Les jeunes de Gaza se tuent parce qu’ils ont perdu l’espoir que quelqu’un se soucie d’eux. Ils ont perdu l’espoir parce que leurs parents palestiniens ne peuvent pas répondre aux besoins de leurs enfants. Ils ont perdu l’espoir parce que, diplômés de l’université, ils ne trouvent pas de travail. Les jeunes hommes n’ont plus d’espoir parce qu’ils ne peuvent pas se permettre de se marier avant d’avoir la trentaine. Ils sont obligés de rester chez leurs parents, en leur quémandant des sous, avec le sentiment de ne servir à rien. En réalité, la vie a déçu les jeunes de Gaza.
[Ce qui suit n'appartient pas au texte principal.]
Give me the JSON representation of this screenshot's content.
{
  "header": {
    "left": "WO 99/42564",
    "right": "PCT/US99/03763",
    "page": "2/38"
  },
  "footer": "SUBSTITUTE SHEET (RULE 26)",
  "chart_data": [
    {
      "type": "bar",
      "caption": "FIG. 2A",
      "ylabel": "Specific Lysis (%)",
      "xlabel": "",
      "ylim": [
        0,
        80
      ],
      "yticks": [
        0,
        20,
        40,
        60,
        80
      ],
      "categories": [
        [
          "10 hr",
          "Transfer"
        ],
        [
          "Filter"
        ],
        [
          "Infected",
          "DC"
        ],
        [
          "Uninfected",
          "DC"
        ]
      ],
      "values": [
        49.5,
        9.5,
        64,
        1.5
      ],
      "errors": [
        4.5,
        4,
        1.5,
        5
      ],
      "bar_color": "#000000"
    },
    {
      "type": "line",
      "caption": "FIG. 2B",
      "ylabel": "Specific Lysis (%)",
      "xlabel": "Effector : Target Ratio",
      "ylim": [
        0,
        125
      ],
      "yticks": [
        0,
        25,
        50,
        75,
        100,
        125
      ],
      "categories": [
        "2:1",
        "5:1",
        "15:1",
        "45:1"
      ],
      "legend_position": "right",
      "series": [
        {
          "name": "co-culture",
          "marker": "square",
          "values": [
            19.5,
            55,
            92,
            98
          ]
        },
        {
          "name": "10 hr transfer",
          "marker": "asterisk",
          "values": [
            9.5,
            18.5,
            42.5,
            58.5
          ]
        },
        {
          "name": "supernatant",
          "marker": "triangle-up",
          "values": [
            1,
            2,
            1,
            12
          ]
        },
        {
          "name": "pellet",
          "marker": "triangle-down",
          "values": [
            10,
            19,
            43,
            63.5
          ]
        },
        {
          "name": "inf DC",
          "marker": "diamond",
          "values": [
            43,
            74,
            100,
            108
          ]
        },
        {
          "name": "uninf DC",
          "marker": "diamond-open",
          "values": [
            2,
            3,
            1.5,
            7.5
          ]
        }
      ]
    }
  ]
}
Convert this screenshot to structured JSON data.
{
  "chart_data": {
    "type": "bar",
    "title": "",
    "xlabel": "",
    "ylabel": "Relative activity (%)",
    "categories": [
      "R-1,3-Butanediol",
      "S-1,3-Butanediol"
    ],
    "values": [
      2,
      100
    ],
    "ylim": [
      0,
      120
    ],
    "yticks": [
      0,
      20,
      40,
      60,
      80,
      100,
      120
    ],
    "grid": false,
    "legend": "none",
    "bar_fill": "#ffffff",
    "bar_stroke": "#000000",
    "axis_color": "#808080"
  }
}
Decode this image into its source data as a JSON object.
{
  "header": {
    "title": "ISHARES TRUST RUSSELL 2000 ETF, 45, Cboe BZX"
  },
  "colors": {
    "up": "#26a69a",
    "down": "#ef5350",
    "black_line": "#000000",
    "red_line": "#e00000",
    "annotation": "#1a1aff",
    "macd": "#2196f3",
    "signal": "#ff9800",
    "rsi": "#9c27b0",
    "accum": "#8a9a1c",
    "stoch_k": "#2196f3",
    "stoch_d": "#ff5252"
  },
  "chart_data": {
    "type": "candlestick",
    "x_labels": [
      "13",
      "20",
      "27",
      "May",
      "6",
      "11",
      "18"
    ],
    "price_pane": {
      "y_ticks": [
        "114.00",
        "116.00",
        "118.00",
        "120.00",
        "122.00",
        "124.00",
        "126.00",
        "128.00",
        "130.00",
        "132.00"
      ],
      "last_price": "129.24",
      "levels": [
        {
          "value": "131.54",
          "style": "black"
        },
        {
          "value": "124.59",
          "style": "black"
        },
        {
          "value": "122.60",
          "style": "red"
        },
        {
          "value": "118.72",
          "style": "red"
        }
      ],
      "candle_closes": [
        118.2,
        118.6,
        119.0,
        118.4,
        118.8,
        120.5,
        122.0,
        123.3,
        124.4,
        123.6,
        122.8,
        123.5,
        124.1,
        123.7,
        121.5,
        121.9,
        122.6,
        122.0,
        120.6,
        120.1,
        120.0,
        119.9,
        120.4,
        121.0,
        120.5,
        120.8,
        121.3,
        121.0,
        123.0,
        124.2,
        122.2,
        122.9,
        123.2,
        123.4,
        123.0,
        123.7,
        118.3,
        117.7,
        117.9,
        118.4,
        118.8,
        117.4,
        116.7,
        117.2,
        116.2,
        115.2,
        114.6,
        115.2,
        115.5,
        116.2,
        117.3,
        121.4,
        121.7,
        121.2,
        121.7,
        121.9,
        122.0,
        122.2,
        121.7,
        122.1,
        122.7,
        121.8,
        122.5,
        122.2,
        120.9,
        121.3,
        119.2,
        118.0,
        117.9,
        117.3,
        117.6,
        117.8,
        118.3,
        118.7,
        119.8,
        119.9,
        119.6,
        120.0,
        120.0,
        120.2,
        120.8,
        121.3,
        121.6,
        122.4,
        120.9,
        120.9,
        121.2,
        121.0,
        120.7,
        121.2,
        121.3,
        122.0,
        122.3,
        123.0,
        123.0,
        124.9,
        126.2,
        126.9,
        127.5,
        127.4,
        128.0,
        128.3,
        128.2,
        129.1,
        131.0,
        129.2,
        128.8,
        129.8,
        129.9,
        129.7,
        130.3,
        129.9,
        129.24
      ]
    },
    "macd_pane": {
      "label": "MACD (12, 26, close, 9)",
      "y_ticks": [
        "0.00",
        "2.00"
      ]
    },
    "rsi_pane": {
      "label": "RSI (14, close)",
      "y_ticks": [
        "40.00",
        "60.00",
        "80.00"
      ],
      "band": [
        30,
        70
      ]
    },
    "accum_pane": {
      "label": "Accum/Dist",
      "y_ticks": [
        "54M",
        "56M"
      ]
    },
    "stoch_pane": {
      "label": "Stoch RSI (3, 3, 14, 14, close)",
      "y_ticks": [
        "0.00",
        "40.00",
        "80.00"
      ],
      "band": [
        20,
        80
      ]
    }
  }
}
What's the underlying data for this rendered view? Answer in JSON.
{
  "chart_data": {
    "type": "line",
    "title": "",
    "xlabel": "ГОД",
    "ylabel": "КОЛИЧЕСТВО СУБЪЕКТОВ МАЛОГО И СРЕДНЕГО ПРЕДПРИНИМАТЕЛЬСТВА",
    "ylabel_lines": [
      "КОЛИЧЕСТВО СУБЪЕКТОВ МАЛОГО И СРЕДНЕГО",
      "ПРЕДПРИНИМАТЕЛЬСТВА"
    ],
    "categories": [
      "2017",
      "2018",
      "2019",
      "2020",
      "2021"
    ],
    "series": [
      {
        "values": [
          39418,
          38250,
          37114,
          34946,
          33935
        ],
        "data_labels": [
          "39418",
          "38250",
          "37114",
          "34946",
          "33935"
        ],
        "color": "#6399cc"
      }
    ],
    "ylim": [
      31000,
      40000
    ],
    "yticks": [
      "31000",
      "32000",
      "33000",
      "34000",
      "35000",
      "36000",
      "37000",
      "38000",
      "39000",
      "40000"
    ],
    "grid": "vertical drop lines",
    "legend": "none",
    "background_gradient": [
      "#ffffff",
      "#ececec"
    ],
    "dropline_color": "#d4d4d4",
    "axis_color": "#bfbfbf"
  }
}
Mon pote Hossam à Gaza m’a dit l’autre jour qu’il désespérait de trouver un quelconque job décent qui lui permette de contribuer au revenu de sa famille et de cesser de prendre l’argent de ses parents. Il avait enfin trouvé un boulot en faisant des livraisons pour une entreprise qui fournit de la glace aux magasins dans l’ensemble de la bande de Gaza. ll y gagnait 5$ par jour, en travaillant de 7h du matin à 9h30 du soir et parfois plus tard. Se sentant exploité, il a quitté ce travail. « C’était trop injuste à supporter, » a-t-il dit. Je lui ai demandé des nouvelles de ses études à l’université, il a répondu qu’il a dû les arrêter cette année. Je n’avais pas besoin de lui demander pourquoi. La situation financière de sa famille ne lui permet pas de poursuivre ses études de comptabilité. Je l’ai encouragé à garder espoir, en lui disant que je le savais plus fort que les circonstances. Sa mère nous a entendus et m’a supplié : « Oui, conseille-le Majd. Tout le temps, il est plein de désespoir. » Mais le cas de Hossam n’est pas différent de celui de la moitié des jeunes de Gaza.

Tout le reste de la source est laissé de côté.